A Human Fibrinogen Variant with Impaired StaphylococcusAureus Binding Function Promotes Host Survival during Septicemia in Mice

Staphylococcus aureus is a common gram-positive bacterium that is a causative agent for a number of life-threatening diseases. The emergence of antibiotic resistant strains of S. aureus (i.e., methicillin and vancomycin resistant) emphasizes a renewed need to better understand host-pathogen interactions for defining novel strategies to combat infection. The coagulation factor fibrinogen is a major target of S. aureus virulence factors as numerous fibrinogen-binding proteins are produced by the bacterium. Our previous studies, using Fibg^Δ5 mice that express a fibrinogen mutant lacking the binding motif for clumping factor A (ClfA) indicated that binding to this site is a major mechanism of pathogen virulence during acute septicemia.
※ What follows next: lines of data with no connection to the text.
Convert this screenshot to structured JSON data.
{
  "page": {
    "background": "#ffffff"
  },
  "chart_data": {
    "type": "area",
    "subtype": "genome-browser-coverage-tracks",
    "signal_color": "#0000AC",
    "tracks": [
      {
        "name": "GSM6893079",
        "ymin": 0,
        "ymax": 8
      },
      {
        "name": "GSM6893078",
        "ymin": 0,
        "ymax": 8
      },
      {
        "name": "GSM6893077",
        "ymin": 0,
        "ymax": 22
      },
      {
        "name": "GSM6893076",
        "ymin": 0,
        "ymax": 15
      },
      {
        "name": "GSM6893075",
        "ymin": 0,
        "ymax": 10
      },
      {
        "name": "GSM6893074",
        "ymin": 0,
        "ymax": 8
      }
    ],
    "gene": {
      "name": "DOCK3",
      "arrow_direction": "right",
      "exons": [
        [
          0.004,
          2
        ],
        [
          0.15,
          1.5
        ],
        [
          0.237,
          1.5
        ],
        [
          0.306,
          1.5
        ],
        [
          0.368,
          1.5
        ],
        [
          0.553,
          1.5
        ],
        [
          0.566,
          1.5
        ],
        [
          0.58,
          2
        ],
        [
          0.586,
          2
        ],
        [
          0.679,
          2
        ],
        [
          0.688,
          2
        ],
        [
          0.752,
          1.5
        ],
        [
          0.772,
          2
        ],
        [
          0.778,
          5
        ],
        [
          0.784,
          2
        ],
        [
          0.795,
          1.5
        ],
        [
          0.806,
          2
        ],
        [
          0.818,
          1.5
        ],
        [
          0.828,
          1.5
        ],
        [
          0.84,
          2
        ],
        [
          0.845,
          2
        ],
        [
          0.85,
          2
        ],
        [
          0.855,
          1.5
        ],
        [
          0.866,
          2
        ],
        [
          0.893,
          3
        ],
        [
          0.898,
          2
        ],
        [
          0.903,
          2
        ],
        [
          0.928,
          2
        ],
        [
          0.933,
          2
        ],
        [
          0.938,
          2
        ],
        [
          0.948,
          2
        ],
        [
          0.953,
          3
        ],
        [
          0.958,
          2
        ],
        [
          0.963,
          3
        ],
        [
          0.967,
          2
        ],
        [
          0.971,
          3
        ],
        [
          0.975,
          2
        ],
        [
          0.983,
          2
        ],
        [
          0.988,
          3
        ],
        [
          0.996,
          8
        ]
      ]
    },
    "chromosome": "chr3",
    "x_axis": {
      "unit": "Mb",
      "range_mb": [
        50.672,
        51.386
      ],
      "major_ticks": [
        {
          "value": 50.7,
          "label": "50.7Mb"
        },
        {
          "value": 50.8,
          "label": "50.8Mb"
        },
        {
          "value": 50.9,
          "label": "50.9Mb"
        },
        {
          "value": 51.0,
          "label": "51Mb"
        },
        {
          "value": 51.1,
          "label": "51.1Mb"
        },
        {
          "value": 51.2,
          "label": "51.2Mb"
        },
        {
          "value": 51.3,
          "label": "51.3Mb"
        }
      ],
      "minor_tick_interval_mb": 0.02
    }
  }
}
Specifically, in vivo studies showed that Fibγ^Δ5 mice have improved survival following S. aureus bacteremia suggesting that this interaction is critical for S. aureus virulence. To investigate a potential clinical translation of these findings, we utilized variants of fibrinogen γ', an alternatively sliced form of fibrinogen (comprising 8-15% of total plasma fibrinogen) that has structural similarities to fibrinogenγ^Δ5. Specifically, we analyzed human fibrinogen γ' heterodimer (hFib γ-γ') and recombinant fibrinogen γ' homodimer (rFib γ'-γ'). For bacteria under stationary phase growth conditions, ClfA mediated binding to immobilized fibrinogen whereas under exponential growth conditions binding to fibrinogen was largely independent of ClfA. Interestingly, hFib γ-γ' supported both ClfA dependent and independent binding to fibrinogen. However, studies performed with rFib γ'-γ' showed that this variant almost completely abolished ClfA dependent and independent binding to fibrinogen. Similar results were observed in analyses of fibrinogen-dependent 'clumping' in solution. Fibrinogen-dependent 'clumping' was fully dependent on ClfA in both stationary and exponentially growing S. aureus. Importantly, reconstitution of fibrinogen-deficient mice or WT mice with hFibγ' provided a significant prolongation in host survival relative to mice reconstituted with hFibγ indicating that hFibγ' confers protection alone or when present with other fibrinogen species. These findings provide the proof-of-concept that naturally occurring fibrinogen variants could offer significant therapeutic potential against infection and potentially other diseases.